With all these forms of release enters the idea of laziness and shortcutting to goals. A concept or genre that the Alexander technique has helped me identify as ‘endgaining’.

In Body Learning by Michael J. Gelb Clarifies a direct approach as “the kind of of approach characterized by a dance teacher who pushes down on a pupils raised shoulder or a drill sergeant who shouts chin and chest up is of limited value and will probably produce comp and compensatory maladjustment elsewhere.”

He continues to explain that “Alexander called the indirect method of change the means whereby approach which can be defined as awareness of conditions present a reason and consideration of their causes inhibition of habitual responses and consciously guided performance of the indirect series of steps required to gain the end.”

The Alexander technique is used in body awareness to find our most relaxed body posture. In the simplest way it can be used to find a standing position without any extra tension. We must use an indirect approach to find these points of habitual tension by focusing on specific body parts, spending time reflecting and observing muscular tension specifically..

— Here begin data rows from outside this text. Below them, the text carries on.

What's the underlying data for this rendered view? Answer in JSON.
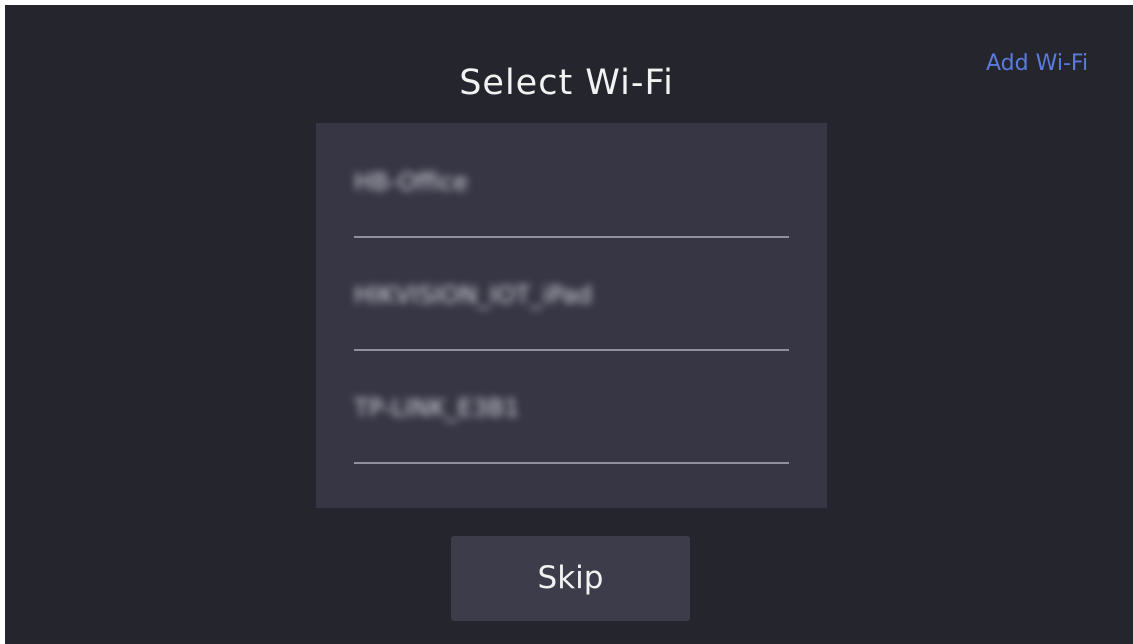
{
  "header": {
    "title": "Select Wi-Fi",
    "add_wifi_label": "Add Wi-Fi"
  },
  "wifi_list": {
    "items": [
      {
        "ssid": "HB-Office"
      },
      {
        "ssid": "HIKVISION_IOT_iPad"
      },
      {
        "ssid": "TP-LINK_E3B1"
      }
    ]
  },
  "footer": {
    "skip_label": "Skip"
  },
  "colors": {
    "background": "#25252e",
    "panel": "#373645",
    "button": "#3d3c4a",
    "link_accent": "#5b7bdc",
    "divider": "#8f8fa0"
  }
}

Oftentimes, an indirect method seems time-consuming and non-enjoyable. Of course I would like to learn or achieve a new technique in an instant. Which is why there is a tendency to replicate or imitate the end/ outcome of mastering a technique. For example, when learning a new dance, it’s easy to just get a basic idea of the dance moves and imitate the dancer. But in reality there’s so many details and body part initiations that I’m still unaware of. I have to go in detail, playing the video in slow motion over and over again to really see how each move is mastered. If I endgain while learning a dance, in my mind, I will think that I have the dance down. I can do the dance! But if I recorded myself and watched myself on tape, I would be mortified by all the problems I see. And I would still have to go back to zero, starting all over again. So why not just start from zero and build with detail, allowing slow pace.

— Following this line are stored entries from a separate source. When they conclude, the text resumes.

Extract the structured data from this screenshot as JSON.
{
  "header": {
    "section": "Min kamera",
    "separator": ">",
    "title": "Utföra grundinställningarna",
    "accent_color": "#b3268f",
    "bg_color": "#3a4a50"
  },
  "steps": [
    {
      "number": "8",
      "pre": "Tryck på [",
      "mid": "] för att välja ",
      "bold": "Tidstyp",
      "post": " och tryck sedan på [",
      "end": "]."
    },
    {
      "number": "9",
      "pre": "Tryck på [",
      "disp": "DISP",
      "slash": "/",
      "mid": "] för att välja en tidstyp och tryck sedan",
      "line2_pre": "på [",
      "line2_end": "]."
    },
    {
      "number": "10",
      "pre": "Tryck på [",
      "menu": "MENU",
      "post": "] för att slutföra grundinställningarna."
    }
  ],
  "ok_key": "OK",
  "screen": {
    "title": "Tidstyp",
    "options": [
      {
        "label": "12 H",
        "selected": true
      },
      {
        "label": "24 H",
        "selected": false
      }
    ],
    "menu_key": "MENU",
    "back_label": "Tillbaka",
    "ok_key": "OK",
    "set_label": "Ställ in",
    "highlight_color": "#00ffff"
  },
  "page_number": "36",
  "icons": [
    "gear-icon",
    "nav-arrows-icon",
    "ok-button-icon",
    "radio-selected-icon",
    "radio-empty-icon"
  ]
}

Fighting urges to endgain is still a struggle for me, but knowing why I should, reminding myself of the difference between direct and indirect approach, I hope will help me in developing better habits.

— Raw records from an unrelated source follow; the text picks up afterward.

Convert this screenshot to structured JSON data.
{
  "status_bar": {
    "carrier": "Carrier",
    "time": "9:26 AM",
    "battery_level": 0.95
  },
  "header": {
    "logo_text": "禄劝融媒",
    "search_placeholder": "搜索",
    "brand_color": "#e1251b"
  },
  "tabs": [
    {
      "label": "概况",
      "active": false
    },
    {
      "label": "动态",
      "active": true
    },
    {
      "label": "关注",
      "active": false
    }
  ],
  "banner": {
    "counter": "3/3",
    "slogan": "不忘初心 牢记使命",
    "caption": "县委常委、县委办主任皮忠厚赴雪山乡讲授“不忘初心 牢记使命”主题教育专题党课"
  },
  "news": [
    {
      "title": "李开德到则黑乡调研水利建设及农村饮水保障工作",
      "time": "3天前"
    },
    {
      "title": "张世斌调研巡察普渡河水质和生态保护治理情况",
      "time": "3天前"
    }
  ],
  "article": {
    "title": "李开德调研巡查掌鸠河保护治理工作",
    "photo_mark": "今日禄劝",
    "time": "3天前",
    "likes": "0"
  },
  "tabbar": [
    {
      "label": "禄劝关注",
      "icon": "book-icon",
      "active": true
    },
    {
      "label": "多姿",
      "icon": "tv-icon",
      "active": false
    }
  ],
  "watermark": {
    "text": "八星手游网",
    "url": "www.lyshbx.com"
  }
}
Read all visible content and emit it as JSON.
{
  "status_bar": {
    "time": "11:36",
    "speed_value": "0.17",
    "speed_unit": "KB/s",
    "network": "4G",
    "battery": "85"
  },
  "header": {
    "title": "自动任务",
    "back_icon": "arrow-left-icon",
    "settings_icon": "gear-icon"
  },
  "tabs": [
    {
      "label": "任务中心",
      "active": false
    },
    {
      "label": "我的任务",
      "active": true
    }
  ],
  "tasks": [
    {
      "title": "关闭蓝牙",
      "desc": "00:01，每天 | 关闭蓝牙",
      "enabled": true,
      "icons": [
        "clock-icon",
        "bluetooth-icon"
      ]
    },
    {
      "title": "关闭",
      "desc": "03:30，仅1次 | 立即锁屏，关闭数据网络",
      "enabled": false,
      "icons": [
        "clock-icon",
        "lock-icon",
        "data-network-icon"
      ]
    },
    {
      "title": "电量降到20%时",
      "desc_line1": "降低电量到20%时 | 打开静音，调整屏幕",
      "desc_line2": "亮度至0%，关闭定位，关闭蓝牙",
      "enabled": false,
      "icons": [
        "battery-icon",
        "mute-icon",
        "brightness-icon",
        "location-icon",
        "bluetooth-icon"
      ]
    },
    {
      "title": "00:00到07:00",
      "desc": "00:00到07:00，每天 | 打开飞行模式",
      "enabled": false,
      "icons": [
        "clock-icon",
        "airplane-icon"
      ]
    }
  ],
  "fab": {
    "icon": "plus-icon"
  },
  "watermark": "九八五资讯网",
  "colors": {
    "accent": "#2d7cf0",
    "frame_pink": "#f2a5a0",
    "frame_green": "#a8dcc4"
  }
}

I find many of the techniques we learn in acting classes, the awareness of the body and our habits to be extremely beneficial in how I interact and communicate with people in non-artistic settings. I’ve become more emotionally open, not inhibiting frustrations, sadness, and even happiness that I don’t want others to particularly see. Control has always been caused by a burden of fear of judgment from other people. Living with more flexibility and honesty to self, has made me all together more productive and closer to achieving my true passions and desires in the performing arts and my relationships with others.

Works cited

ATES, Alex Alex. “The Definitive Guide to the Meisner Technique.” Backstage.com, 19 Apr. 2019, www.backstage.com/magazine/article/the-definitive-guide-to-the-meisner-technique-67712/.

Gelb, Michael. Body Learning. Aurum, 1994.

Hagen, Uta, et al. Respect for Acting. John Wiley & Sons, Inc., 2009.

Linklater, Kristin. Freeing the Natural Voice: Imagery and Art in the Practice of Voice and Language. Nick Hern, 2007.